I know that asparagus season is coming to an end but there is still some really great asparagus to be had so don't miss out. If you're finding okay looking asparagus, it's time to make some soup and dips with it.
I've been making asparagus dip a lot this spring. I don't know if it's the want for asparagus or a creamy dip but I'm enjoying it. Last weekend, I was going to make some to bring over to my parents house. As I was pulling the ingredients out of the fridge, I saw we had a container of artichokes that didn't get used from the night before and I decided to add it in. Artichokes, where have you been all spring?! This completely put the dip over the top of yumminess!
Spinach seems to be the go-to dip for artichokes. How many times have you seen or tried a Spinach and Artichoke Dip. Why not change it up and get some different greens in? Asparagus is the new spinach ... at least for this dip!

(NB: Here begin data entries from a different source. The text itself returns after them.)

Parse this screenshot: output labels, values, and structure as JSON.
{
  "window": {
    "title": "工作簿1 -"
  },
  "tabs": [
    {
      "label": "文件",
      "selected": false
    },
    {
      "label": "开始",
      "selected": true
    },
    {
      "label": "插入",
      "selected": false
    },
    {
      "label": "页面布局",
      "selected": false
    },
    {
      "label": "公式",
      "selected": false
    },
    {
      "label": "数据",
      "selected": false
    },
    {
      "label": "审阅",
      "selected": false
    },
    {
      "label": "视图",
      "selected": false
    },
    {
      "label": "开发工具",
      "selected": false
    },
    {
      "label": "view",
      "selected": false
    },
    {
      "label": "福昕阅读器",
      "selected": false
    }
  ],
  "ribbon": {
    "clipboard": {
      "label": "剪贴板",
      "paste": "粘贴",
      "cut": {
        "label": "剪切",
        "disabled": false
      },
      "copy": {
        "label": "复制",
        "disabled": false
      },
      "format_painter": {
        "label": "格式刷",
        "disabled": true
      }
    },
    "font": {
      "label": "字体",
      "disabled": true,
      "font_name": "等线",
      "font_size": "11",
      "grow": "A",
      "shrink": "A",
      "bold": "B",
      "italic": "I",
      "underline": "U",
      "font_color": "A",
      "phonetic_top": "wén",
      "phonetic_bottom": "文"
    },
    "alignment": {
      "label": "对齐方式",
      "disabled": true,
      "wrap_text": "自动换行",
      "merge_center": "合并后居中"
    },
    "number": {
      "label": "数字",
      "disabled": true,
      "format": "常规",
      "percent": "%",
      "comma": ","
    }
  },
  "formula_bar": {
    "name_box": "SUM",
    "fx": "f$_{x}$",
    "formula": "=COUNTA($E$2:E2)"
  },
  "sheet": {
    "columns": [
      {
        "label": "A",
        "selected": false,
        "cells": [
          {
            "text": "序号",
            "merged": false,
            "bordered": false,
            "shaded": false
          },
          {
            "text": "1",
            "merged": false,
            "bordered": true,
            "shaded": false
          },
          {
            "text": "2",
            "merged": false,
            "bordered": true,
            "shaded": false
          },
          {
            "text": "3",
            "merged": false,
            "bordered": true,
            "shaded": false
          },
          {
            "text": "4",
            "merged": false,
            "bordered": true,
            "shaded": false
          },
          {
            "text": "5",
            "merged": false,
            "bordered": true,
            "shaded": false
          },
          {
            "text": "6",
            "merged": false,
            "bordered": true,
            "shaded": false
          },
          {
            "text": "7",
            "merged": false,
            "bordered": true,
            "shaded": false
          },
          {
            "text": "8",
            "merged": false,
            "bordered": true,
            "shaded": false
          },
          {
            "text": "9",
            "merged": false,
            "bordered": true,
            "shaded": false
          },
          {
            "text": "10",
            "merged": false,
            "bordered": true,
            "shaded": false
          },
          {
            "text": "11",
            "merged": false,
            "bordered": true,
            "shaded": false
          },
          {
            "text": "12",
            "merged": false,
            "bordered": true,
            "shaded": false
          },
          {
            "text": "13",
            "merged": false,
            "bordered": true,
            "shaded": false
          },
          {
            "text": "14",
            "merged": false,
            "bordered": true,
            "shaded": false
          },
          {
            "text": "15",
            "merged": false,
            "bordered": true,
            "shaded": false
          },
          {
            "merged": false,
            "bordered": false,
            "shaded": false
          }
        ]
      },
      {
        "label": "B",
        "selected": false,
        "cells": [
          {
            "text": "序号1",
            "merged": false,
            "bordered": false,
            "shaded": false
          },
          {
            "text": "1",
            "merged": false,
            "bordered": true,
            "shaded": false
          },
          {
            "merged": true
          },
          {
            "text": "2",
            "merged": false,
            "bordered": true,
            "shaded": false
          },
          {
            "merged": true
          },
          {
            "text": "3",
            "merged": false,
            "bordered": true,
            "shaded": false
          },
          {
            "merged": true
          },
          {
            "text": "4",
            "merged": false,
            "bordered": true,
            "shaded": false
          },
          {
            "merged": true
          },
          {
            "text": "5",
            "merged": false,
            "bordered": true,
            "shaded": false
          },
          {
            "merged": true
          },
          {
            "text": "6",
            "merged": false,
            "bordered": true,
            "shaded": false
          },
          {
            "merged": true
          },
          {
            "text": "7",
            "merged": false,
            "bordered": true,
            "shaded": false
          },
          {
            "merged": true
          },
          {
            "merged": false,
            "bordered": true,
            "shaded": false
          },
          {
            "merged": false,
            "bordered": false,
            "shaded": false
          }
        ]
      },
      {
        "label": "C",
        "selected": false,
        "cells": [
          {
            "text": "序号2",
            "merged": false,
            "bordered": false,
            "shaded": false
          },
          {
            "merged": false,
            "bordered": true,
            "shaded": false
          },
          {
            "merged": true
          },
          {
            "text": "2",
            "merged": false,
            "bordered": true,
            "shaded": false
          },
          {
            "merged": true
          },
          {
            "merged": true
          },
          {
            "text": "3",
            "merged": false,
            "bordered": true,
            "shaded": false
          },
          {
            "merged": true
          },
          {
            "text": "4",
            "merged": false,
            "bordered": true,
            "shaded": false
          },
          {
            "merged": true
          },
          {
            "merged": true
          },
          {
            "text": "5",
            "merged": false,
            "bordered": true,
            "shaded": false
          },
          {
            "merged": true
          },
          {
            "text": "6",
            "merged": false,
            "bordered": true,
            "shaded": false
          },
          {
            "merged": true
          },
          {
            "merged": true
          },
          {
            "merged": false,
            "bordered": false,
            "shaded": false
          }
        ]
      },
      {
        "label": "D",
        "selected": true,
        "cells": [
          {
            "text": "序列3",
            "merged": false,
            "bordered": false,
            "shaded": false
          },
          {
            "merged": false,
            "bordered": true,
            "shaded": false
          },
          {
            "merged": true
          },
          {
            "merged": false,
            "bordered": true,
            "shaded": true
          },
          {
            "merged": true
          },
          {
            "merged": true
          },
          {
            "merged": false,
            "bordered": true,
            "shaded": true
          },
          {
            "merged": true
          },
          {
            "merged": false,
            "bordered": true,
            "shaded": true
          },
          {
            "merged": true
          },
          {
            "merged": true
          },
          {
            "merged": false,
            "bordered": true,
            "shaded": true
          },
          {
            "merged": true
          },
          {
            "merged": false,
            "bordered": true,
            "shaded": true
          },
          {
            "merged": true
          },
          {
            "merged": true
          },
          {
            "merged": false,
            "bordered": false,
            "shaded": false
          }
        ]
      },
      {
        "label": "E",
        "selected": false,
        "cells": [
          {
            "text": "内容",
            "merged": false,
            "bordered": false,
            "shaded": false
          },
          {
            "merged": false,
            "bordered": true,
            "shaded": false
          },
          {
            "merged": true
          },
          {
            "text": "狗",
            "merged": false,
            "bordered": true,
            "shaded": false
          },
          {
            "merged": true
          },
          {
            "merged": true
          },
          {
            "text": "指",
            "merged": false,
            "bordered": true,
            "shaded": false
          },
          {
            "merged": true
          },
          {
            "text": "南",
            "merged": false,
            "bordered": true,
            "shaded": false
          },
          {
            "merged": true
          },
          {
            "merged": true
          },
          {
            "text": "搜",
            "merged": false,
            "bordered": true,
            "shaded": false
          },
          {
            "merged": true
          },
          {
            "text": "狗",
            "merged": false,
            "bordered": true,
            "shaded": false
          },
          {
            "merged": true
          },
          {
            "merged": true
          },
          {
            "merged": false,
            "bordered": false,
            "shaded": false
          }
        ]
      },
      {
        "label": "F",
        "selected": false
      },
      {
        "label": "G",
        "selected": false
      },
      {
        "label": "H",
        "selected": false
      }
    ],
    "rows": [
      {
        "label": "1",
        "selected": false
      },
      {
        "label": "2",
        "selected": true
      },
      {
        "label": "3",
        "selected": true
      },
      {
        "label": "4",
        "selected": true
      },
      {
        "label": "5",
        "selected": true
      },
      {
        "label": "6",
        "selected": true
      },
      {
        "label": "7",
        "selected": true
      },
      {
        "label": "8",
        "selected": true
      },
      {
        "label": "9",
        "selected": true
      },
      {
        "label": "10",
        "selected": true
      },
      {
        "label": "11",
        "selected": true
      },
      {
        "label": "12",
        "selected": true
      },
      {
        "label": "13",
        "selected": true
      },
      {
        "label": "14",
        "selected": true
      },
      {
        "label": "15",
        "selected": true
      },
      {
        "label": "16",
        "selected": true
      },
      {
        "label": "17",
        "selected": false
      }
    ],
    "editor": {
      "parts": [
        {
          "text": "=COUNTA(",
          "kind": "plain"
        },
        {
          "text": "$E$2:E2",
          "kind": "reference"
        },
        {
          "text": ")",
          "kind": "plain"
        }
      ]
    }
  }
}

Creamy Asparagus and Artichoke DipMakes 2 1/2 cups
2 c asparagus, chopped
1 c artichokes, drained and squeezed
1/2 c shredded asiago or parmesan cheese
8 oz cream cheese
2 garlic clove, chopped
1 t fresh lemon juice
1/2 t salt
1/2 t pepper
Sauté asparagus in a little olive oil until it done, about 3-4 minutes.
Put all ingredients into your food processor and blend until they are mixed but still a little chunky.
Serve as is or put in a oven safe dish, like a ramekin, and bake at 350°for 10-12 minutes.